COLOUR MY WORLD (OR NOT)
By MICHAEL PERKINS
This camera costs $8,995 and cannot, will not ever, take a color image. How many would you like?
EVERY PHOTOGRAPH EVER CREATED BY A DIGITAL CAMERA, regardless of subject, technique or approach, begins as the very same thing: a black-and-white image. Even in an era of saturated and custom-manipulated color, our cameras originally create everything in tones of grey. Aesthetically speaking, that’s about as hard-wired a bias toward monochrome as you can imagine. And this means exactly what, and to who?
The science of how this happens is all rather basic, at least in the horrendously oversimplified way I’m going to explain it. In addition to the camera’s pixel-covered sensor, that assigns tonal value for a photo file in black and white, there is, in most cameras, a second sandwich layer, called a Bayer filter array, that combines with the sensor to assign color to those tones. This all happens without many of us giving it much thought, since black and white, at least mentally, is no longer the default mode for most of us, merely an effect that we achieve either by changing a setting on the camera’s shooting menu or converting color shots to b/w in post-production after the fact.
Where this gets interesting is when an affection for both mono and technical perfection meets the niche camera market, resulting in the creation of cameras that shoot nothing but black-and-white, inciting some wags to intone, “at last!” while many others query, “what are you, nuts?” Those who vote with the skeptics point to the fact that the pro-sumers who opt for such a machine, such as Leica’s M10 Monochrom, will part with nearly nine thousand clams for the privilege of enjoying one less feature than even the cheapest camera delivers. Wait, they say. You took something away from the camera and you’re charging more for it? Well, I gotta bridge I wanna sell ya…
On the pro-sumer’s side of the argument is the trickier, tech-ier underbelly of the issue. Turns out that the Bayer array actually degrades your images, reducing the amount of light that gets to the final file, compromising both sharpness and ISO performance in low-light situations. That in turn means that removing the Bayer array from the camera boosts its fidelity in a significant way, resulting in less loss in both cropped images and enlargements. Do these benefits register as must-haves for the average shooter? Does the romance of shooting in black-and-white only, which, as we’ve pointed out, used to be the default status of all cameras way back when, still have the allure that it once did, and for how many consumers? This is the part of the program where you do your own math and makes your own choice.
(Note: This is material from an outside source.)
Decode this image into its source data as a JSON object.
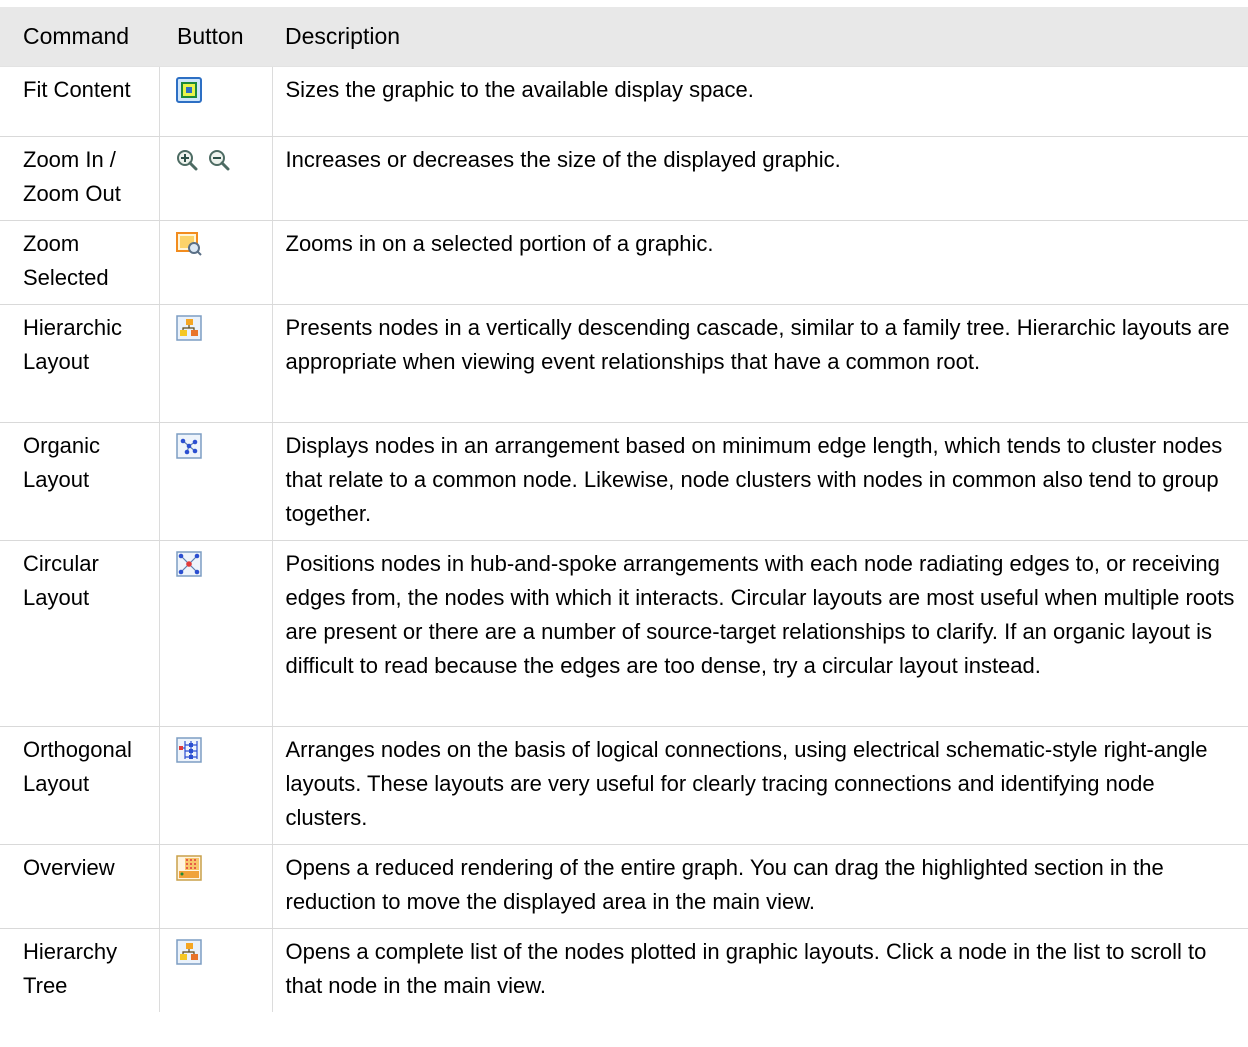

Now, let’s be honest. I love me some elite toys, especially the ones I would never, in a million years, actually purchase. I love $3,000 direct-drive analog turntables mounted in virgin-forest koa. I love $500 counter-top appliances that only de-vein and parboil jumbo shrimp. But the turntable can’t make my old Black Sabbath albums any better musically (nothing can, sadly), not can the shrimp gadget confer Wolfgang Puck status on my random kitchen meanderings. Could I take better pictures (whatever that phrase means) with the most technically advanced camera on the planet? Only if I can take good pictures with anything, from a cigar box pinhole to a NASA telescope. And, if you spend years failing to develop the eye for making pictures that connect with people, it takes more than a $9,000 bandaid to make that not be so.